Vygotsky’a göre okul öğretimi, “her ne kadar toplu öğretim uygulamalarıyla biraz yumuşatılmaya çalışılıyor ise de, derslere ayrılarak ve her ders de konulara ayrılmış şekilde verilmektedir. Oysa bilişsel gelişim bir bütün halinde olmaktadır.

Okulda öğretilen konuların her biri bir diğerinin öğrenilmesini kolaylaştırmaktadır, çünkü bunların uyardığı psikolojik işlevler birbiriyle bağlantılı olarak bir süreç içinde gelişirler” (Vygotsky, 1985: 144).

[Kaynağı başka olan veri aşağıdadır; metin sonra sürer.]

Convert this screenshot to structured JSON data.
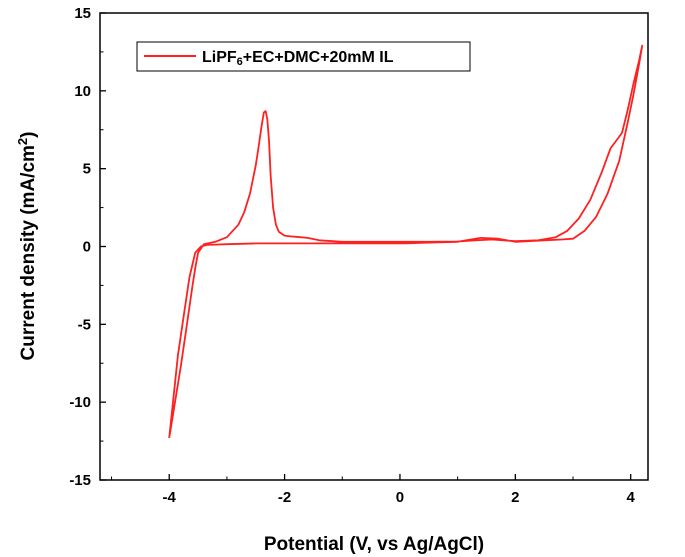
{
  "chart_data": {
    "type": "line",
    "title": "",
    "xlabel": "Potential (V, vs Ag/AgCl)",
    "ylabel": "Current density (mA/cm",
    "ylabel_sup": "2",
    "ylabel_close": ")",
    "xlim": [
      -5.2,
      4.3
    ],
    "ylim": [
      -15,
      15
    ],
    "xticks": [
      -4,
      -2,
      0,
      2,
      4
    ],
    "xtick_labels": [
      "-4",
      "-2",
      "0",
      "2",
      "4"
    ],
    "yticks": [
      15,
      10,
      5,
      0,
      -5,
      -10,
      -15
    ],
    "ytick_labels": [
      "15",
      "10",
      "5",
      "0",
      "-5",
      "-10",
      "-15"
    ],
    "grid": false,
    "legend_position": "top-left",
    "legend": {
      "prefix": "LiPF",
      "sub": "6",
      "suffix": "+EC+DMC+20mM IL"
    },
    "line_color": "#ff2020",
    "series": [
      {
        "name": "LiPF6+EC+DMC+20mM IL",
        "x": [
          -4.0,
          -3.9,
          -3.8,
          -3.7,
          -3.6,
          -3.55,
          -3.5,
          -3.4,
          -3.2,
          -3.0,
          -2.8,
          -2.7,
          -2.6,
          -2.5,
          -2.45,
          -2.4,
          -2.36,
          -2.33,
          -2.3,
          -2.27,
          -2.24,
          -2.2,
          -2.15,
          -2.1,
          -2.0,
          -1.9,
          -1.8,
          -1.6,
          -1.4,
          -1.0,
          -0.5,
          0.0,
          0.5,
          1.0,
          1.3,
          1.6,
          1.8,
          2.0,
          2.4,
          2.7,
          2.9,
          3.1,
          3.3,
          3.5,
          3.65,
          3.75,
          3.85,
          3.95,
          4.05,
          4.15,
          4.2,
          4.15,
          4.05,
          3.95,
          3.8,
          3.6,
          3.4,
          3.2,
          3.0,
          2.8,
          2.5,
          2.0,
          1.7,
          1.4,
          1.0,
          0.5,
          0.1,
          0.0,
          -0.5,
          -1.0,
          -1.5,
          -2.0,
          -2.5,
          -3.0,
          -3.2,
          -3.35,
          -3.45,
          -3.55,
          -3.65,
          -3.75,
          -3.85,
          -4.0
        ],
        "y": [
          -12.3,
          -10.0,
          -7.7,
          -5.2,
          -2.6,
          -1.4,
          -0.4,
          0.15,
          0.3,
          0.6,
          1.4,
          2.2,
          3.4,
          5.2,
          6.4,
          7.7,
          8.6,
          8.7,
          8.2,
          6.8,
          4.5,
          2.5,
          1.4,
          0.95,
          0.7,
          0.65,
          0.62,
          0.55,
          0.4,
          0.3,
          0.3,
          0.3,
          0.3,
          0.32,
          0.4,
          0.45,
          0.4,
          0.35,
          0.4,
          0.6,
          1.0,
          1.8,
          3.0,
          4.8,
          6.3,
          6.8,
          7.3,
          8.8,
          10.5,
          12.0,
          12.9,
          11.8,
          9.8,
          8.0,
          5.5,
          3.4,
          1.9,
          1.0,
          0.5,
          0.45,
          0.4,
          0.3,
          0.5,
          0.55,
          0.3,
          0.25,
          0.2,
          0.2,
          0.2,
          0.2,
          0.2,
          0.2,
          0.2,
          0.15,
          0.12,
          0.1,
          0.0,
          -0.4,
          -2.0,
          -4.5,
          -7.0,
          -12.3
        ]
      }
    ]
  }
}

Ausubel, anlamlı öğrenmeyi güçlendirmek için sergileyici öğretim (expository teaching) modelini geliştirmiştir.

“Anlamlı öğrenme için, dersin başında ön düzenleyiciler kullanılarak öğrencilerin dikkati konunun önemli yönlerine yoğunlaştırılmalı ve böylece öğrenciler konuyu kavramaya hazır hale getirilmelidir. Ausubel sınıftaki konu öğretiminden önce öğretmenlerin mutlaka öğrencilerin mevcut bilgilerinin, kavram yanılgılarının farkında olmaları gerektiği üzerinde durmaktadır. Öğrencinin konuyla var olan kavram yanılgıları o konudaki bilimsel bilgileri anlamlı olarak öğrenmesini engellemektedir”

(Çakıcı, 2010: 96).

“Ausubel’e göre, öğrenme tümdengelim, yani genelden özele doğru gelişmelidir” (Çakıcı, 2010: 96).